In an opinion piece on The New York Times, David Wallace-Wells, author of the Uninhabitable Earth asks why we accept air pollution as normal when it kills 10 million people per year. With numbers this high, we can’t help but ask ourselves the same question - how are we not acting against this airborne killer?

A few days ago, we shared an update by the WHO stating that over 99% of the world’s population is breathing harmful air that exceeds the annual average guideline set by the organisation. A few days later, we shared an article mentioning how even concentrations at half of the guideline value have been found to cause ill effects to human health. Yet despite this terrible information, we still see little action combating air pollution globally.

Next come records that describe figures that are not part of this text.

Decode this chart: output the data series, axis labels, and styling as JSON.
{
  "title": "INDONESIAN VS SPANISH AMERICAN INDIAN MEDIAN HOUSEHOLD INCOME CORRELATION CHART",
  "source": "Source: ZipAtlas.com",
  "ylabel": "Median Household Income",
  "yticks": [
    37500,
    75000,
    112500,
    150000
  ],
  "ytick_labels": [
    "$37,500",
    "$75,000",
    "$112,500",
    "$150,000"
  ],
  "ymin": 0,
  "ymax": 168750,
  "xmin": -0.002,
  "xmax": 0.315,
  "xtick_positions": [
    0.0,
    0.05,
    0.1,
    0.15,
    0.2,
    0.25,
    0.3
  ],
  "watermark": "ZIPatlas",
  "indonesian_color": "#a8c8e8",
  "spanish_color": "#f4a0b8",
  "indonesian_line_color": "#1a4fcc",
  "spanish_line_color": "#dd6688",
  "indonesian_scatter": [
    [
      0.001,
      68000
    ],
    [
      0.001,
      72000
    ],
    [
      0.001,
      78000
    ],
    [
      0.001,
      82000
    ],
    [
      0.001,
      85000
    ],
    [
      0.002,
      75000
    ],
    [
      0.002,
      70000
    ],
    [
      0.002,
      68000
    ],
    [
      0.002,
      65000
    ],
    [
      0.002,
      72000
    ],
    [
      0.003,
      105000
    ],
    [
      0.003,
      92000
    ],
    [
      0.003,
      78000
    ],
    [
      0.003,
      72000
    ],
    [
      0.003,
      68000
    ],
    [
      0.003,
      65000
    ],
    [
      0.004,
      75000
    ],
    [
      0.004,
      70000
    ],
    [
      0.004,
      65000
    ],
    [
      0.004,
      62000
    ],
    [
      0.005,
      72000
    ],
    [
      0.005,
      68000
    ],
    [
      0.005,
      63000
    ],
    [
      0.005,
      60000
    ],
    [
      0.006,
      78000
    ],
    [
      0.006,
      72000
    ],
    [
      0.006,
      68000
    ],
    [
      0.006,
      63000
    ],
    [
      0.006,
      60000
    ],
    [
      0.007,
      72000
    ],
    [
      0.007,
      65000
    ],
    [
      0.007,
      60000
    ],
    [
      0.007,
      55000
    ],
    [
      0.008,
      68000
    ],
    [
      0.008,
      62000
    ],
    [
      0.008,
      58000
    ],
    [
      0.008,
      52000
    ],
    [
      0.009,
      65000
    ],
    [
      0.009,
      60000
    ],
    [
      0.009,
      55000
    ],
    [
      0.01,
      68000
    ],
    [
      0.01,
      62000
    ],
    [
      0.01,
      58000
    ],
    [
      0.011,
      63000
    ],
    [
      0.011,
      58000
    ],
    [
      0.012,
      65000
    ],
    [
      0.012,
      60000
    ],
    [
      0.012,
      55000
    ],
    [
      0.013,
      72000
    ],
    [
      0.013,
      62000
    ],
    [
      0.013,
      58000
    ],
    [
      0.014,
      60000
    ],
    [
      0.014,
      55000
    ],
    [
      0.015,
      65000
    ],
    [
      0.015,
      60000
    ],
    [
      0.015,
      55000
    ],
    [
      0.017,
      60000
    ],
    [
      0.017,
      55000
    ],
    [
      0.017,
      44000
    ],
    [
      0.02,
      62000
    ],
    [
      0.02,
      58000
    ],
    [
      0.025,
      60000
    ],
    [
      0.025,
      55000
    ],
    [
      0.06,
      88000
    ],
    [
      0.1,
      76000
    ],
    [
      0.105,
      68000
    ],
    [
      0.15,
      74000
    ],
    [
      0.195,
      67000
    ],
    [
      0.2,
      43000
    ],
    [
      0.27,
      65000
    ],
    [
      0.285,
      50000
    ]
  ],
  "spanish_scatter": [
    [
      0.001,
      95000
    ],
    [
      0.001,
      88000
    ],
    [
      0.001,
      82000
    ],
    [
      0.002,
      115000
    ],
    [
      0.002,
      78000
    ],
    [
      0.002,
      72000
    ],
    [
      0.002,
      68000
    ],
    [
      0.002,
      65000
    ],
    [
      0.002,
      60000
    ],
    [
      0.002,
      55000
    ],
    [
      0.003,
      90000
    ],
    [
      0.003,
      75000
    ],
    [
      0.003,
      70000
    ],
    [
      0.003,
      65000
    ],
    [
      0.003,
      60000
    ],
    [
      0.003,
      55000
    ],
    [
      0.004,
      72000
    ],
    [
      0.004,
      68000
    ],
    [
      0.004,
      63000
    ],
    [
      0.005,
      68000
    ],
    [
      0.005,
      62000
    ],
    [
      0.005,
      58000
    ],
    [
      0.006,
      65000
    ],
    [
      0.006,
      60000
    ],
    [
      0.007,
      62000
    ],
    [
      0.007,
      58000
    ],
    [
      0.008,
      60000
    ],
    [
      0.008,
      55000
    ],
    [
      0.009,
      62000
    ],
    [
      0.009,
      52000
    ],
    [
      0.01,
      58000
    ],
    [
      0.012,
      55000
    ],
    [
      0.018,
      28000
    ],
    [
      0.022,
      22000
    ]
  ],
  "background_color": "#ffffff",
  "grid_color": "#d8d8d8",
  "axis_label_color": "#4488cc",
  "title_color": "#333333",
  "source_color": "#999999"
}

Wallace-Wells discusses in his opinion piece that while the impacts of air pollution mean something different around the world (air pollution is not the same in Australia as in India), on a global scale, the consequences are grim. One in five people dies from a cause related to the particulate matter produced from burning fossil fuels.

Globally, our lifespans are being reduced by 2.2 years. This figure is as high as six years in some areas of the world. If you’re curious to learn more, this fantastic resource by the University of Chicago’s Air Quality Life Index has information for your country.

Perhaps the most interesting discussion in Wallace-Wells’ piece, however, is the discussion of lethality. Lethality is the strictest measurement of the impacts of air pollution because it produces the smallest figures. If we were to analyse the impacts of air pollution, considering illnesses and diseases caused by it, the numbers would be far higher.

The news isn’t all bad, however. We can decrease air pollution, and China is a great example of how fast we can implement change. A mere decade ago, air pollution caused 30,000,000 deaths in China between 2000 and 2016. Between 2013 and 2020, air pollution concentrations fell by 40%, and life expectancy increased by two years on average.

However, at the moment, we remain in the status quo. Changes need to be implemented, but these changes will bring vast differences to our lives.